Description of Registrants Securities
DESCRIPTION OF XCEL BRANDS, INC. SECURITIES
The following information is a summary of our capital stock and provisions of our certificate of incorporation and bylaws.
Our authorized capital stock consists of 50,000,000 shares of common stock at a par value of $0.001 per share and 1,000,000 shares of preferred stock at a par value of $0.001 per share.
Holders of our common stock are entitled to one vote per share on all matters submitted to a vote of the stockholders, including the election of directors, and subject to any contractual agreement entered into by any holder of shares. Generally, all matters to be voted on by stockholders must be approved by a majority of the votes entitled to be cast by all shares of our common stock that are present in person or represented by proxy. Holders of our common stock representing a majority of our capital stock issued, outstanding, and entitled to vote, represented in person or by proxy, are necessary to constitute a quorum at any meeting of our stockholders. A vote by the holders of a majority of our outstanding shares is required to effectuate certain fundamental corporate changes such as liquidation, merger or an amendment to our certificate of incorporation. Our certificate of incorporation does not provide for cumulative voting in the election of directors.
The holders of shares of our common stock will be entitled to such cash dividends as may be declared from time to time by our board of directors from funds available therefore. Upon liquidation, dissolution, or winding up, the holders of shares of our common stock will be entitled to receive pro rata all assets available for distribution to such holders. In the event of any merger or consolidation with or into another company in connection with which shares of our common stock are converted into or exchangeable for shares of stock, other securities, or property (including cash), all holders of our common stock will be entitled to receive the same kind and amount of shares of stock and other securities and property (including cash). Holders of our common stock have no pre-emptive rights and no conversion rights, and there are no redemption provisions applicable to our common stock.

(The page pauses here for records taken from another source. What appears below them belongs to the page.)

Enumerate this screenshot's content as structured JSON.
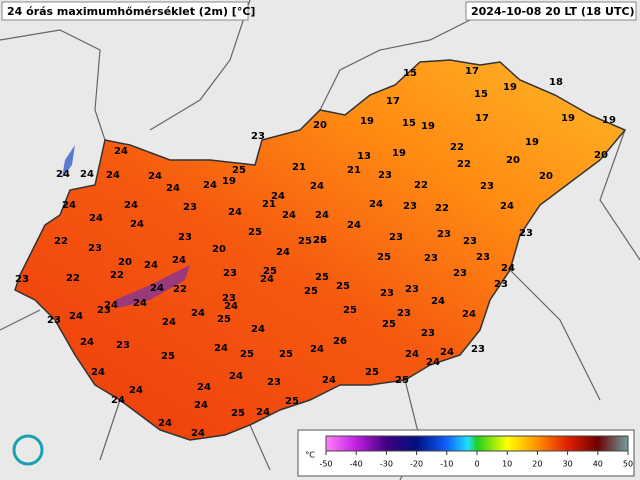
{
  "header": {
    "title": "24 órás maximumhőmérséklet (2m) [°C]",
    "time": "2024-10-08 20 LT (18 UTC)"
  },
  "stations": [
    15,
    17,
    18,
    19,
    15,
    17,
    20,
    19,
    15,
    19,
    17,
    19,
    19,
    23,
    19,
    19,
    13,
    22,
    20,
    20,
    21,
    21,
    23,
    22,
    20,
    25,
    24,
    24,
    24,
    24,
    24,
    24,
    24,
    19,
    24,
    24,
    22,
    23,
    24,
    24,
    24,
    23,
    24,
    21,
    24,
    24,
    24,
    23,
    22,
    24,
    22,
    23,
    24,
    23,
    20,
    25,
    25,
    24,
    24,
    23,
    23,
    23,
    23,
    23,
    22,
    22,
    24,
    20,
    24,
    23,
    25,
    24,
    25,
    25,
    23,
    23,
    23,
    24,
    24,
    24,
    24,
    22,
    23,
    25,
    25,
    23,
    24,
    23,
    24,
    24,
    25,
    25,
    23,
    23,
    24,
    23,
    24,
    25,
    23,
    24,
    24,
    23,
    24,
    26,
    23,
    23,
    24,
    25,
    25,
    25,
    24,
    24,
    24,
    24,
    24,
    24,
    23,
    24,
    25,
    24,
    24,
    24,
    24,
    25,
    24,
    25,
    25,
    24,
    24,
    26,
    25
  ],
  "colorbar": {
    "unit": "°C",
    "ticks": [
      -50,
      -40,
      -30,
      -20,
      -10,
      0,
      10,
      20,
      30,
      40,
      50
    ]
  }
}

Our common stock trades on the Nasdaq Global Market under the symbol "XELB." Continental Stock Transfer & Trust Company is the transfer agent and registrar for our common stock.
For more information on the common stock, including the votes necessary for the common stockholders to take action, see the Amended and Restated By-Laws incorporated by reference to the Current Report on Form 8-K, which was filed with the SEC on December 8, 2017.
As of the date hereof, there are no shares of preferred stock outstanding. Our board of directors, without further stockholder approval, may issue preferred stock in one or more classes or series as the board may determine from time to time. Each such class or series shall be distinctly designated. All shares of any one class or series of the preferred stock shall be alike in every particular, except that there may be different dates from which dividends thereon, if any, shall be cumulative, if made cumulative. The voting powers, designations, preferences, limitations, restrictions and relative rights thereof, if any, may differ from those of any and all other series outstanding at any time. Our board of directors has express authority to fix (by resolutions adopted prior to the issuance of any shares of each particular class or series of preferred stock) the number of shares, voting powers, designations, preferences, limitations, restrictions and relative rights of each such class or series. The rights granted to the holders of any series of preferred stock could adversely affect the voting power of the holders of common stock and the issuance of preferred stock may delay, defer or prevent a change in our control.
Stock Options and Restricted Stock Awards
The description of the outstanding stock options and restricted stock awards issued from the Third Amended and Restated 2011 Equity Incentive Plan incorporated herein by reference to Annex A (including the Appendices thereto) to the Definitive Proxy Statement on Form DEF-14A which was filed with the SEC on August 15, 2016.